LPI didn't help its case when the
president of the publicly traded company dismissed its contractual
obligation to Smith as charity.
"I wish I could get somebody to
make my house payment for me," LPI's Scott Peden told me, "but
that's not going to happen."
Readers were disgusted at how LPI
tried to make Smith's life miserable.
Often, the firm would wait until
the last moment to pay her rising health premiums, as if hoping to
get her policy canceled or cause her stress and alarm. Twice, a
stranger claiming to represent LPI investors called Smith at home
asking how she was feeling.
"It was," she recalled, "crazy
nerve-racking."
Finally, LPI tried to cancel its
contract with Smith, as if one party has the right to just walk
away.
Smith called Ronda Goldfein at the
AIDS Law Project of Pennsylvania, who in turn tapped Cozen O'Connor
"super lawyer" Jacob Cohn to join what became an epic court battle.
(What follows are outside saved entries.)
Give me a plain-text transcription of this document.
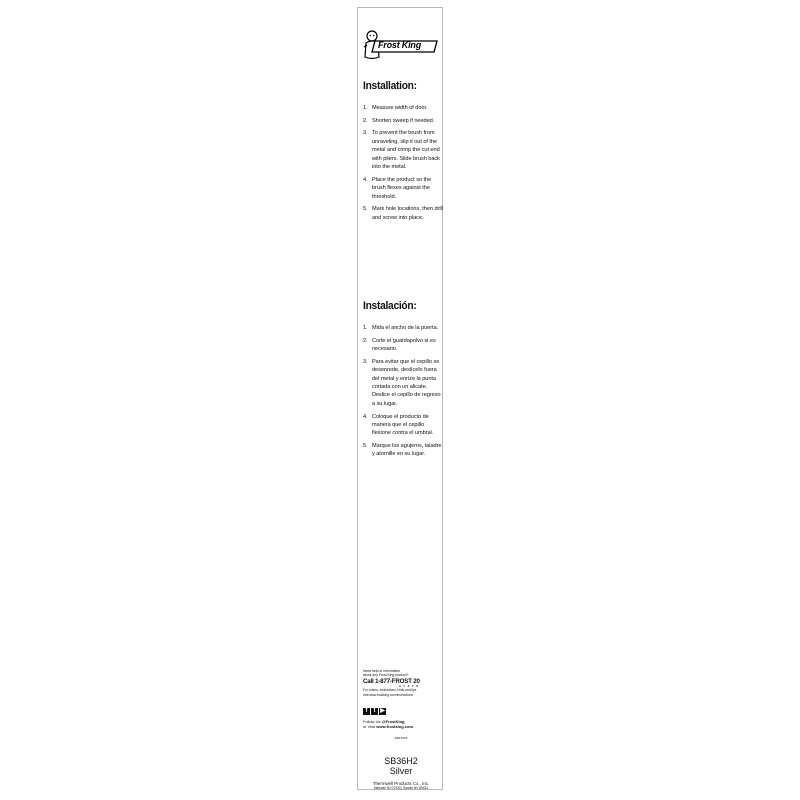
Frost King
Installation:
1. Measure width of door.
2. Shorten sweep if needed.
3. To prevent the brush from unraveling, slip it out of the metal and crimp the cut end with pliers. Slide brush back into the metal.
4. Place the product so the brush flexes against the threshold.
5. Mark hole locations, then drill and screw into place.
Instalación:
1. Mida el ancho de la puerta.
2. Corte el guardapolvo si es necesario.
3. Para evitar que el cepillo se desenrede, deslícelo fuera del metal y enrize la punta cortada con un alicate. Deslice el cepillo de regreso a su lugar.
4. Coloque el producto de manera que el cepillo flexione contra el umbral.
5. Marque los agujeros, taladre y atornille en su lugar.
Need help or information
about any Frost King product?
Call 1-877-FROST 20
3 7 6 7 8
For videos, instructions, hints and tips
visit www.frostking.com/instructions
f	t ▶
Follow Us @FrostKing
or Visit www.frostking.com
REF7018
SB36H2
Silver
Thermwell Products Co., Inc.
Mahwah NJ 07430 | Sparks NV 89431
LPI "must have thought they would
easily steamroller over a woman with AIDS," Goldfein recalled. "They
never expected her to fight back."
Cohn spent 500 hours on the case.
At one point, he filed legal papers dubbing LPI "sociopathic."
The creepiest moment for Smith came
when the lawyers debated dueling life-expectancy estimates.
"LPI had a doctor I never met
render an opinion that I had less than 10 years to live," she said.
Her own attorneys' analysis was far more charitable: 28.79 years.
Happy, healthy,
free
After appealing a judge's order to
place $837,000 in a trust for Smith's future health-care costs, LPI
finally settled and sent Smith $250,000.
"This allows me to make my own
decisions. That's a relief."
Smith has been cancer-free since
undergoing chemotherapy and radiation. She's done well on the same
AIDS drug cocktail for years. Now 53, she looks and feels great.
"My doctor says as far as he's
concerned, I face the same issues anyone without HIV would face."
Smith is searching for a new health
plan. As for life insurance?
"I don't imagine I could get a
policy now," Smith jokes. After what she endured trying to plan her
death, she's better off focusing on living.